The announcement marks the culmination of a four-year effort by computer scientists at the Commerce Department’s National Institute of Standards and Technology to achieve a highly secure algorithm for the AES.
This was done through an international competition, starting in September 1997, in which researchers from 12 different countries submitted encryption algorithms. Fifteen candidate formulas chosen by NIST in August 1998 were ‘attacked’ for vulnerabilities and intensely evaluated by the world-wide cryptographic community to ensure that they met the AES criteria. After the field was narrowed down to five in April 1999, NIST asked for intensified attacks and scrutiny on the finalists. Evaluations of the encoding formulas examined factors such as security, speed and versatility.

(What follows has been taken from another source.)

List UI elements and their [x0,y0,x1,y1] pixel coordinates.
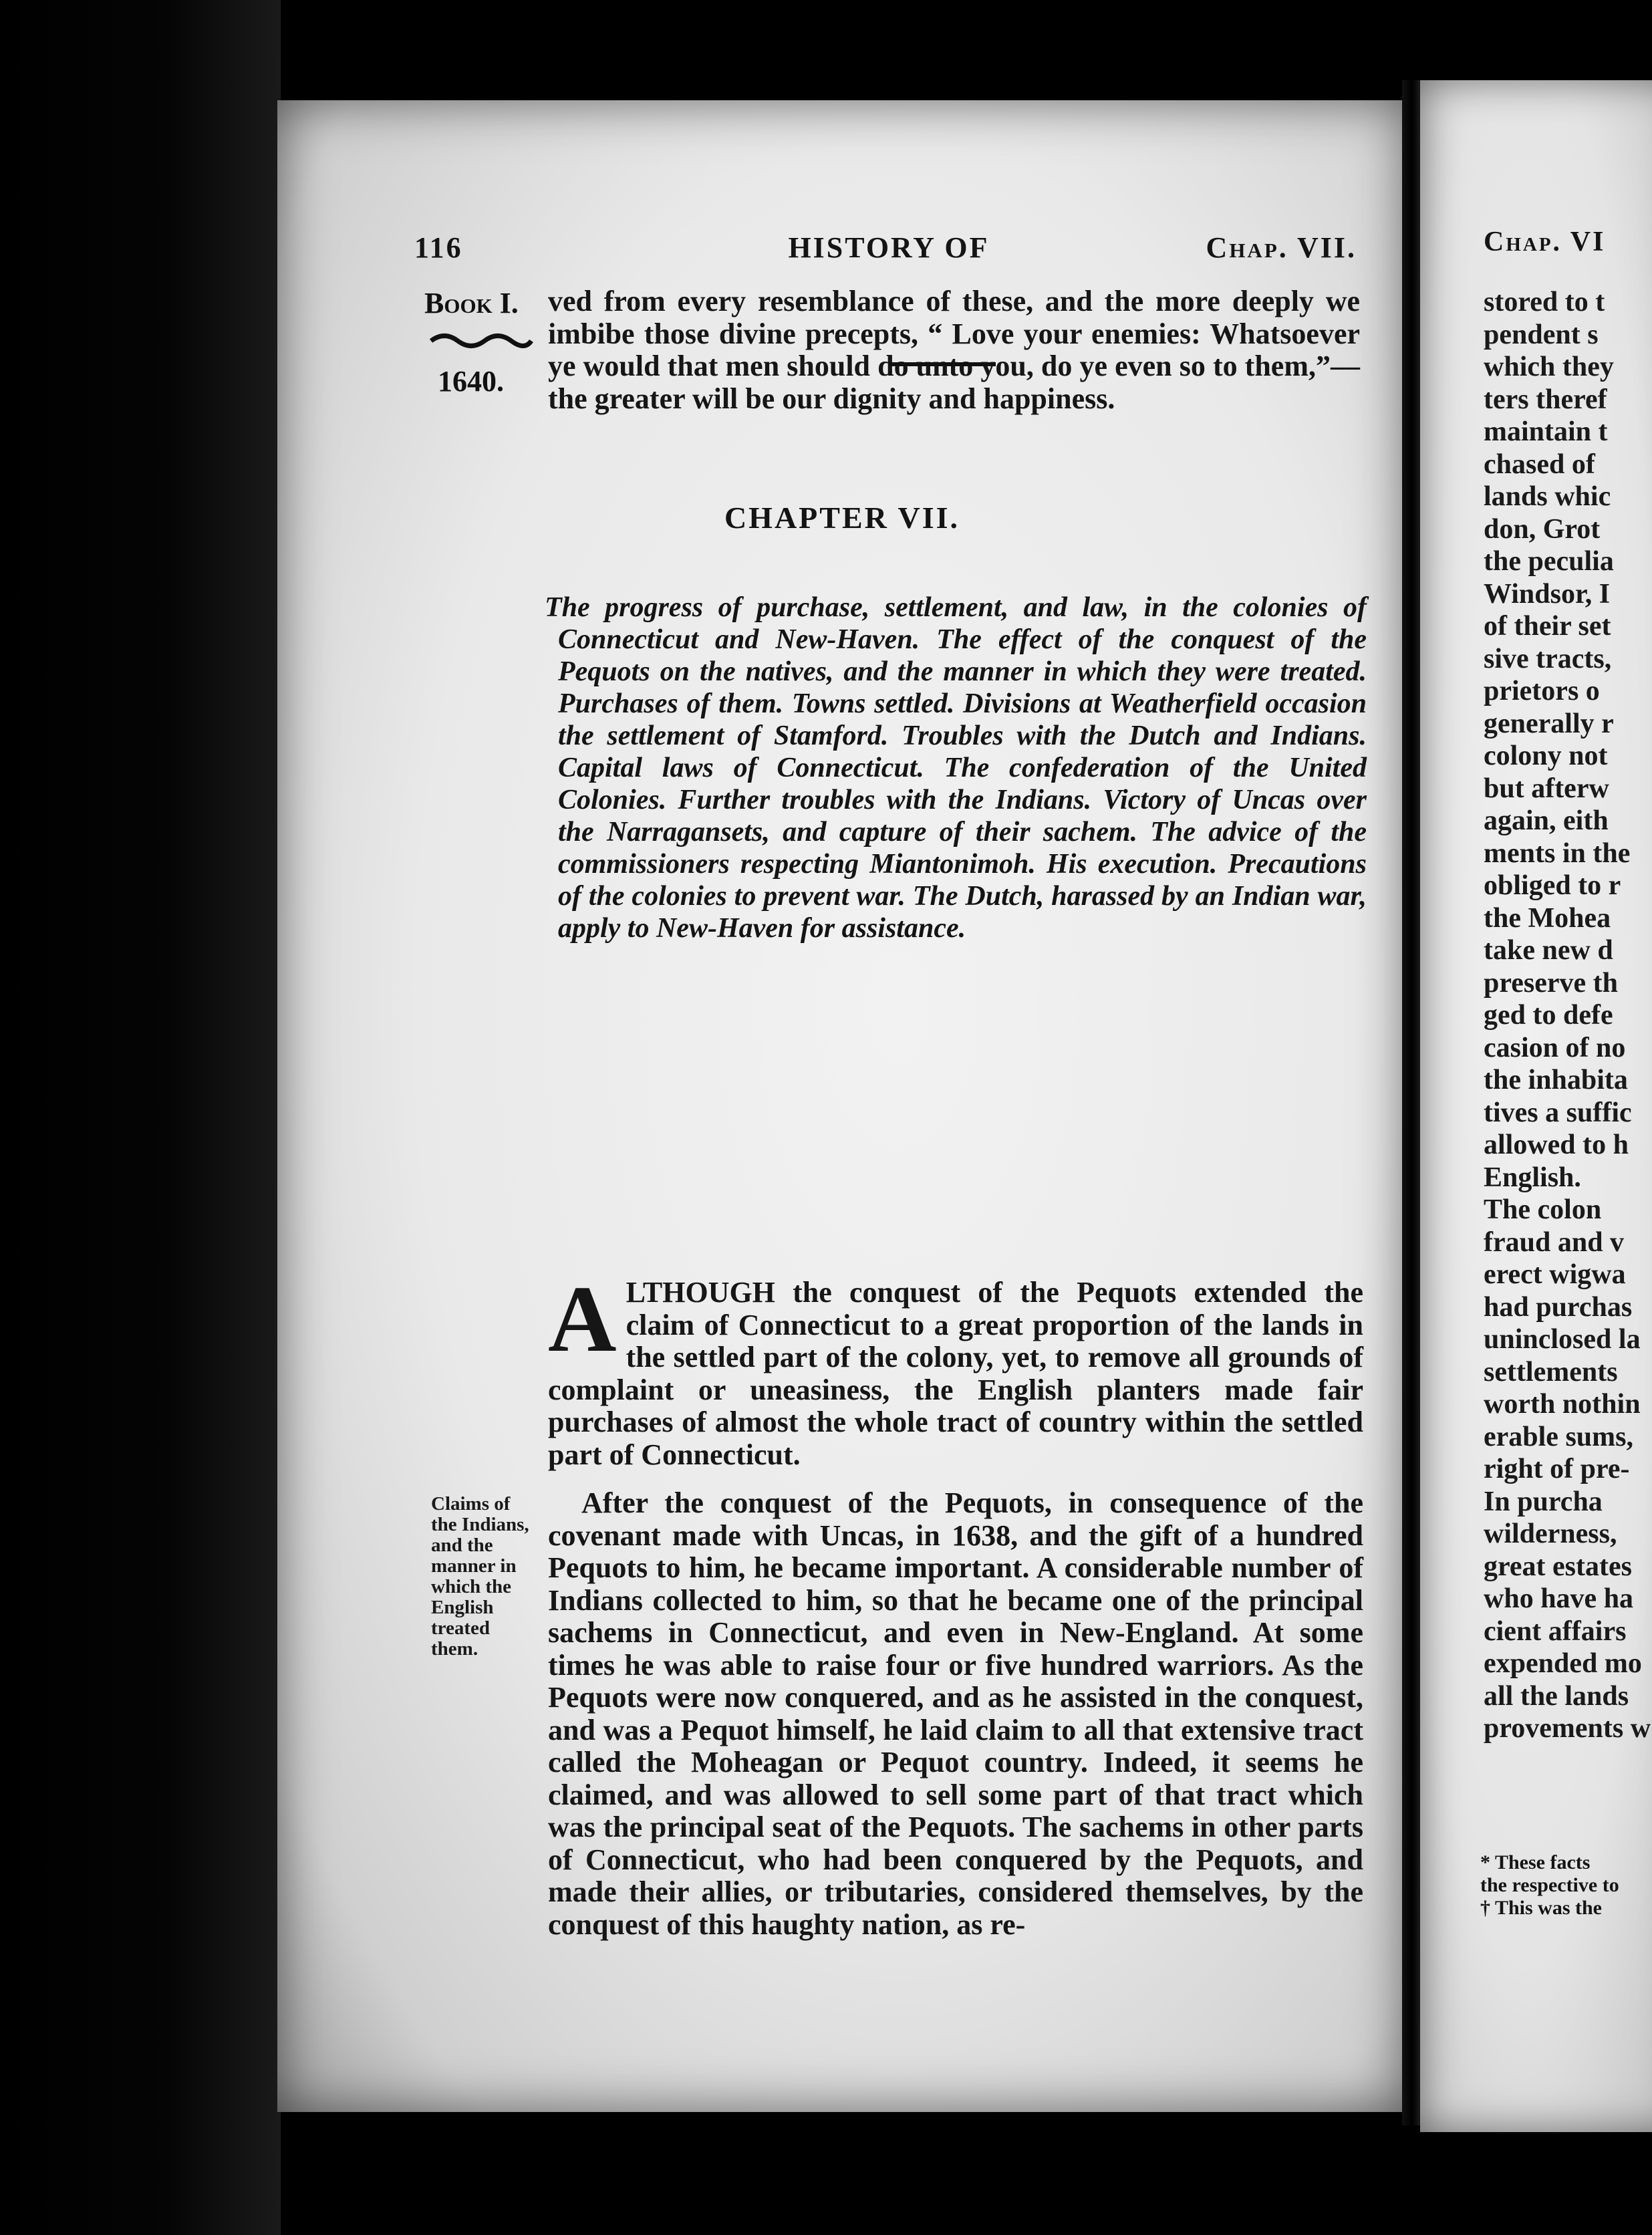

The algorithm selected for the AES in October 2000 incorporates the Rijndael encryption formula. Belgian cryptographers Joan Daemen of Proton World International and Vincent Rijmen of Katholieke Universiteit Leuven developed Rijndael. They have agreed that their algorithm may be used without royalty fees.
Each of the algorithms submitted for the AES competition was required to support key sizes of 128, 192 and 256 bits. For a 128-bit key size, there are approximately 340 undecillion (340 followed by 36 zeros) possible keys.
NIST and leading cryptographers from around the world found that all five finalist algorithms had a very high degree of security. Rijndael was selected because it had the best combination of security, performance, efficiency and flexibility. The specifications for the Rijndael algorithm have now been formally incorporated into the US Federal Information Processing Standard 197.
The AES itself will replace the ageing Data Encryption Standard, which NIST adopted in 1977 as a Federal Information Processing Standard used by federal agencies to protect sensitive, unclassified information. DES and a variant called Triple DES are used widely in the private sector as well, especially in the financial services industry.
Products implementing the AES are expected to be available shortly in the marketplace. NIST also is completing arrangements so that vendors can have their implementations of AES validated under the Cryptographic Module Validation Program, jointly led by NIST and the Government of Canada’s Communications Security Establishment.